Given that so much of our personal lives today are tied to our cellphones, we’d like to see state legislators pass a law that specifically applies the probable cause standard to police usage of cell-site simulators.
CMPD officials say they do establish probable cause, but Mecklenburg judges say they have issued orders based on the lower requirement in the 1988 wiretap law. Clearly the new technology has caused confusion, and needs to be clarified.
Movement in that direction is already happening on the federal level. The FBI has, with some exceptions, changed its policies to obtain search warrants before deploying cell-site simulators.
We see no reason why local law enforcement agencies shouldn’t embrace a similar approach to this issue.

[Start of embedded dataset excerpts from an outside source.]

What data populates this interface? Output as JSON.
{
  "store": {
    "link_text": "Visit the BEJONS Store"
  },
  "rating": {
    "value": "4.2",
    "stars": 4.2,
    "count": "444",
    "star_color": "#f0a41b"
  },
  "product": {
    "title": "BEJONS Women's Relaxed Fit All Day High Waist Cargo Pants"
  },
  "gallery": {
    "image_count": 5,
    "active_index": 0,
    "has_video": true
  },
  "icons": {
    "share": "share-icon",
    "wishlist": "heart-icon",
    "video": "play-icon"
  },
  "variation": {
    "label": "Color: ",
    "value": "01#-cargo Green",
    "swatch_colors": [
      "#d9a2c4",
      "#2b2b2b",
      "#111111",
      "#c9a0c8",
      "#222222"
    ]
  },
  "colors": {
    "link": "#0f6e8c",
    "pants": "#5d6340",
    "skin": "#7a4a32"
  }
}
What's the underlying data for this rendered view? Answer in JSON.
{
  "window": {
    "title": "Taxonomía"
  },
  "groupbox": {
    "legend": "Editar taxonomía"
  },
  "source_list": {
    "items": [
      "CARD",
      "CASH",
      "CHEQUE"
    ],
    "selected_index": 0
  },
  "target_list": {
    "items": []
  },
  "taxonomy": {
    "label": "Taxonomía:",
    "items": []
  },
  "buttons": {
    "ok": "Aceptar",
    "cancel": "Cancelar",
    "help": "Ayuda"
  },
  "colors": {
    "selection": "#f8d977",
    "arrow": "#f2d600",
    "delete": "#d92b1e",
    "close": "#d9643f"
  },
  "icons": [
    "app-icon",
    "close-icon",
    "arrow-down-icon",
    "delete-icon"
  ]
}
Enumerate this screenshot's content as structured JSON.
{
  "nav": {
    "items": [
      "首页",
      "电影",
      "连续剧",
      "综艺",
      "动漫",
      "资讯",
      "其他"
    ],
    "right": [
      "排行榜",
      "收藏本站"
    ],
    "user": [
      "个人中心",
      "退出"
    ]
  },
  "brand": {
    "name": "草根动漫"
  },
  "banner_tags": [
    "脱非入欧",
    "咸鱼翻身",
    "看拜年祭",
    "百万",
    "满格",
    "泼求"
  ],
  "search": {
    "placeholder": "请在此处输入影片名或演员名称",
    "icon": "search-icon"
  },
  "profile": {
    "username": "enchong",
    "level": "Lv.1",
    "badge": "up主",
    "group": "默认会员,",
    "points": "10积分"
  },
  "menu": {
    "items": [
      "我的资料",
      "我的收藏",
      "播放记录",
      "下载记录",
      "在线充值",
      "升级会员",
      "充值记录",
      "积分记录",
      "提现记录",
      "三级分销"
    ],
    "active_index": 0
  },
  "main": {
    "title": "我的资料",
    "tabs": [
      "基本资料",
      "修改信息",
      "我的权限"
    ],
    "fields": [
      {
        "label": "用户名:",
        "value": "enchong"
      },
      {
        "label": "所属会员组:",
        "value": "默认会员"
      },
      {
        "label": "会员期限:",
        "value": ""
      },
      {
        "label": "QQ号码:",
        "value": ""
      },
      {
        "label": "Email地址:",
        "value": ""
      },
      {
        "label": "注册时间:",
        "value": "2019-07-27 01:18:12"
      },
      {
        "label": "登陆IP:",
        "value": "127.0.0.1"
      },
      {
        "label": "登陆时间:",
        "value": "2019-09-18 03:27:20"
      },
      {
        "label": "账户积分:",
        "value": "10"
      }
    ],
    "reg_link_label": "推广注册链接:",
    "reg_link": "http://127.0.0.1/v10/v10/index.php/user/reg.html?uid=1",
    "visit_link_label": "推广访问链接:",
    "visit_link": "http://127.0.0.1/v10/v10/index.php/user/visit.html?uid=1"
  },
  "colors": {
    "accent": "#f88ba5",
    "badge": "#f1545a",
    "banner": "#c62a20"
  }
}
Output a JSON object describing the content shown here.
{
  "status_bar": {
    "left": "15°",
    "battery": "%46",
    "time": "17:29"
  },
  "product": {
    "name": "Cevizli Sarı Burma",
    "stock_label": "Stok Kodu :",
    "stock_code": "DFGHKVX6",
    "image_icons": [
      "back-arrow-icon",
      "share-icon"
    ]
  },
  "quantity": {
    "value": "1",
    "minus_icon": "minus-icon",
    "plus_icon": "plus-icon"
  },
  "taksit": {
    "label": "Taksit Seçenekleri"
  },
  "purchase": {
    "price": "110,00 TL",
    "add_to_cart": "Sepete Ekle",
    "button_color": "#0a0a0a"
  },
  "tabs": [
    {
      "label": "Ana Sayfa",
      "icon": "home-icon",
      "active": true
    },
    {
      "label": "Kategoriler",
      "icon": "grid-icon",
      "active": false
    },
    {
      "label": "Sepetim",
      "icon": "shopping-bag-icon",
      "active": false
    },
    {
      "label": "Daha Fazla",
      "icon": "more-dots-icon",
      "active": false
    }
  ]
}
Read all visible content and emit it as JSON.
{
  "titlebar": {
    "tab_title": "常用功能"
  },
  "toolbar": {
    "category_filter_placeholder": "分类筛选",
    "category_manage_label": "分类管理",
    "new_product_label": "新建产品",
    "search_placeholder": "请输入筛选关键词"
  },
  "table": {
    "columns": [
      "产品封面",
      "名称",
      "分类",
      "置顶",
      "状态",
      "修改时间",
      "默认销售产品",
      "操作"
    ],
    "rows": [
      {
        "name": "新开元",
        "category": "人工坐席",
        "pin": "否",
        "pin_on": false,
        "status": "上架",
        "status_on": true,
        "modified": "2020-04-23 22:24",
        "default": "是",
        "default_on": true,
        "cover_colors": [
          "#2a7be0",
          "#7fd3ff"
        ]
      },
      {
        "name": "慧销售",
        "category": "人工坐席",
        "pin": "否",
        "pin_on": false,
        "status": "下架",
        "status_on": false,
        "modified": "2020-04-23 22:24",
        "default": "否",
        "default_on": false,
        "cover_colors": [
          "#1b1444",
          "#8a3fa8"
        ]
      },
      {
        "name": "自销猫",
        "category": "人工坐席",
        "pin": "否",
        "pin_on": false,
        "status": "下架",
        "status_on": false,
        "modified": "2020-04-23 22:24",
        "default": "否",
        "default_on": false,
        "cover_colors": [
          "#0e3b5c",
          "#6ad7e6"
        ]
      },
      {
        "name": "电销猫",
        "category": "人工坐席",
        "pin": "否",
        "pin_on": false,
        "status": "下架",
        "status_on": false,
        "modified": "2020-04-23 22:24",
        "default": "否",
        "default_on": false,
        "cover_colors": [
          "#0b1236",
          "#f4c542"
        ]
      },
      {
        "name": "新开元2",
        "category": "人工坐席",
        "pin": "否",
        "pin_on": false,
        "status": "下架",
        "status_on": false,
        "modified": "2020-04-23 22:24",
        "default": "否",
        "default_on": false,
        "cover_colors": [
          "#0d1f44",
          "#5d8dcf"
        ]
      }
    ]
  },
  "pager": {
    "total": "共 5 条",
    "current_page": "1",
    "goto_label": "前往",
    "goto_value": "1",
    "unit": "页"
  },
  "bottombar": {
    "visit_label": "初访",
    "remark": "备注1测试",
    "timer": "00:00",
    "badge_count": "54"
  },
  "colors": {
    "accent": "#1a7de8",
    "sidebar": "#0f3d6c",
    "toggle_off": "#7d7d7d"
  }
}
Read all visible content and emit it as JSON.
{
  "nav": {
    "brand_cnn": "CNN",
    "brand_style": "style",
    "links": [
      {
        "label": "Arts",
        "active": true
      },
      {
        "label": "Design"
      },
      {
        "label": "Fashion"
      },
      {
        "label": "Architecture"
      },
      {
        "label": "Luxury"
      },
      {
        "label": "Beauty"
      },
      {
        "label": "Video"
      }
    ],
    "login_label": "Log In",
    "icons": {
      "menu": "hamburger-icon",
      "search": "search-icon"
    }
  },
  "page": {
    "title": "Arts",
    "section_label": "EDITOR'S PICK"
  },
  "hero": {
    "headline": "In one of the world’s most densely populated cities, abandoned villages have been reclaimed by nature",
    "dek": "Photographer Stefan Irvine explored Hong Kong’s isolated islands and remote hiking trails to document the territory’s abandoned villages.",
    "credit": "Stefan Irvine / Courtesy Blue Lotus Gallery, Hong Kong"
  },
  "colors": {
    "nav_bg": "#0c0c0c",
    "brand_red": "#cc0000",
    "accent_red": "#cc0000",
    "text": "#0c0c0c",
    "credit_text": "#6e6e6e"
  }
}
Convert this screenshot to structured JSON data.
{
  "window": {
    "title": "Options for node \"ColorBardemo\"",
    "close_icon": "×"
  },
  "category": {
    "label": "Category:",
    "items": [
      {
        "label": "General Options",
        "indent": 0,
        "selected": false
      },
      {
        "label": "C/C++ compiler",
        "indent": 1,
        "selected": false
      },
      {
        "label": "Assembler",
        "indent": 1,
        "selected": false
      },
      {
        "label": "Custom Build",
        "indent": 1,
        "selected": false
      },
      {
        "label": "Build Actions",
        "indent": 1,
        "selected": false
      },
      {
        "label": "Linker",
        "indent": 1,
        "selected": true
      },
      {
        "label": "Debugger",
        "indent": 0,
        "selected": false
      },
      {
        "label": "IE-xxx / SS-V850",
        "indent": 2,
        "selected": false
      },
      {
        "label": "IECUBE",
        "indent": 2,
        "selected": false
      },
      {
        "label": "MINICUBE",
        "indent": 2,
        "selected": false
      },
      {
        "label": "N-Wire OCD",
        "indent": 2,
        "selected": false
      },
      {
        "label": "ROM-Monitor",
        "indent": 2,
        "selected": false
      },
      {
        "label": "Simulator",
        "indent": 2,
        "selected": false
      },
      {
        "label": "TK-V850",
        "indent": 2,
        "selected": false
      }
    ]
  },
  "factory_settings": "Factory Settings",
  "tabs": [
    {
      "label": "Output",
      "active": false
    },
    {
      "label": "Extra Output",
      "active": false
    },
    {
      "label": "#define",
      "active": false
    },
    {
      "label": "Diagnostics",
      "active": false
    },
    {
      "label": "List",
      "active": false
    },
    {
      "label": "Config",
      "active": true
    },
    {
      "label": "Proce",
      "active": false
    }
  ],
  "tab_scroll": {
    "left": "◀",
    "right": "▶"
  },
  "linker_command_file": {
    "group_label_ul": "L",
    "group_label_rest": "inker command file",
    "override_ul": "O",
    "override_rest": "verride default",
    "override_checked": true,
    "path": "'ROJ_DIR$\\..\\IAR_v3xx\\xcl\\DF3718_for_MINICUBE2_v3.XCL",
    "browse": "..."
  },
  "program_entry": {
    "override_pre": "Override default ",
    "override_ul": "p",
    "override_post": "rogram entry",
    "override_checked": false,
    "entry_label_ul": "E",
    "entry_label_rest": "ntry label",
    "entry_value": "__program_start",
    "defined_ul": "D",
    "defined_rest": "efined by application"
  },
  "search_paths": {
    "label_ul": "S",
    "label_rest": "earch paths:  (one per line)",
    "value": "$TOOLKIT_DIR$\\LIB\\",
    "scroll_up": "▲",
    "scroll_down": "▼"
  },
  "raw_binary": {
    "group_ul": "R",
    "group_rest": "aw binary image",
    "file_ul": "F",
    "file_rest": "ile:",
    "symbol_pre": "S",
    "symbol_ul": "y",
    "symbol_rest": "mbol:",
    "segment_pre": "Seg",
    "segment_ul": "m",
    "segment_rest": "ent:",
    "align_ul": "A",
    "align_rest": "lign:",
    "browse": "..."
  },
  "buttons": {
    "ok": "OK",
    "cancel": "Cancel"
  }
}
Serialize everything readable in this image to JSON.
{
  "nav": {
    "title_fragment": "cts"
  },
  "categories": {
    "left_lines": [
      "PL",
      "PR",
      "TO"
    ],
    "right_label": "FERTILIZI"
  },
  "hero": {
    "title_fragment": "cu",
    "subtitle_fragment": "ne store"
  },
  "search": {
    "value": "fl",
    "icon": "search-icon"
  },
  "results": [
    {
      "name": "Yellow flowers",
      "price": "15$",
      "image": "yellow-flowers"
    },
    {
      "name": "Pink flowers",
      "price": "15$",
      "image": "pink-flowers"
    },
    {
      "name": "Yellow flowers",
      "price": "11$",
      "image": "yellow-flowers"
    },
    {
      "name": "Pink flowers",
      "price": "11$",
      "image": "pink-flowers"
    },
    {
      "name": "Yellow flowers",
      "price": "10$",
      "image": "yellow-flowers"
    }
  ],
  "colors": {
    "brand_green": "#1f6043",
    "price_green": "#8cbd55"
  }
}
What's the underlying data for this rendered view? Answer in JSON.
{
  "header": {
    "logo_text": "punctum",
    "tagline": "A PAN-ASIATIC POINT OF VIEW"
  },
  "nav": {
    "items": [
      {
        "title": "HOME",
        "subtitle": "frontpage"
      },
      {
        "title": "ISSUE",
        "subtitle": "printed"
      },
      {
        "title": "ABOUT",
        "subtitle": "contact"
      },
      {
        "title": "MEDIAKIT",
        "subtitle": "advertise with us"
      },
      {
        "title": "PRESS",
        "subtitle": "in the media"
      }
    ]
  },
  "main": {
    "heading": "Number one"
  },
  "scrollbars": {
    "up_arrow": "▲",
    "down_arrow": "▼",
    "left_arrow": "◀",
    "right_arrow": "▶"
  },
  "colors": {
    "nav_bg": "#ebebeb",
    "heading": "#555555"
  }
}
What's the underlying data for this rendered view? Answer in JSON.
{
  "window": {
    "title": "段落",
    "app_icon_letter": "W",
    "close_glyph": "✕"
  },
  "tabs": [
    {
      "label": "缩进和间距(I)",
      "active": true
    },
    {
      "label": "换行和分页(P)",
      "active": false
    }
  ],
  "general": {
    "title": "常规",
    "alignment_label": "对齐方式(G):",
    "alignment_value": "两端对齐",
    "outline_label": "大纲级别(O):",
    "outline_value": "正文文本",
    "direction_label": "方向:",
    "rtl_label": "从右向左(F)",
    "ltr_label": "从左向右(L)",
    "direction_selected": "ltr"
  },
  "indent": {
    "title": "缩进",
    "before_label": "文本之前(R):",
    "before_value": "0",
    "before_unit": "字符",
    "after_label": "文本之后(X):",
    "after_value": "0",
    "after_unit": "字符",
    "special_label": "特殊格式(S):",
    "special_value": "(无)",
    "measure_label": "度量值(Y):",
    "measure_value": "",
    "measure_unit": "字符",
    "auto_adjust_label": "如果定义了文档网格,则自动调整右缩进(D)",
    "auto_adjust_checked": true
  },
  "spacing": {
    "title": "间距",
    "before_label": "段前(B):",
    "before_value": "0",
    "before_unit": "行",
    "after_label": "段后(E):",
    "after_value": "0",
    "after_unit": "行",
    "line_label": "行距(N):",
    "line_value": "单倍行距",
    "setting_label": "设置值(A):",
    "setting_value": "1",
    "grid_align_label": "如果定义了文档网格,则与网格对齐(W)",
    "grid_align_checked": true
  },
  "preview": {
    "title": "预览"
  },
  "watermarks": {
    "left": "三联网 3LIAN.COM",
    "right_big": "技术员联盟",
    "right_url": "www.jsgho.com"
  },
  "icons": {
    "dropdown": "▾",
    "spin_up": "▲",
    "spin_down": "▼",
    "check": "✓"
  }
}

Requiring local police to get search warrants would not stop them from using the technology. If there are narrow exceptions that should be discussed, let’s have that conversation.
Regardless, it seems clear the status quo is not acceptable. While we commend CMPD for moving in the right direction, the department still has a long way to go to achieve adequate transparency.
We urge state legislators to pass a reasonable, common-sense law that brings this powerful technology out of the shadows.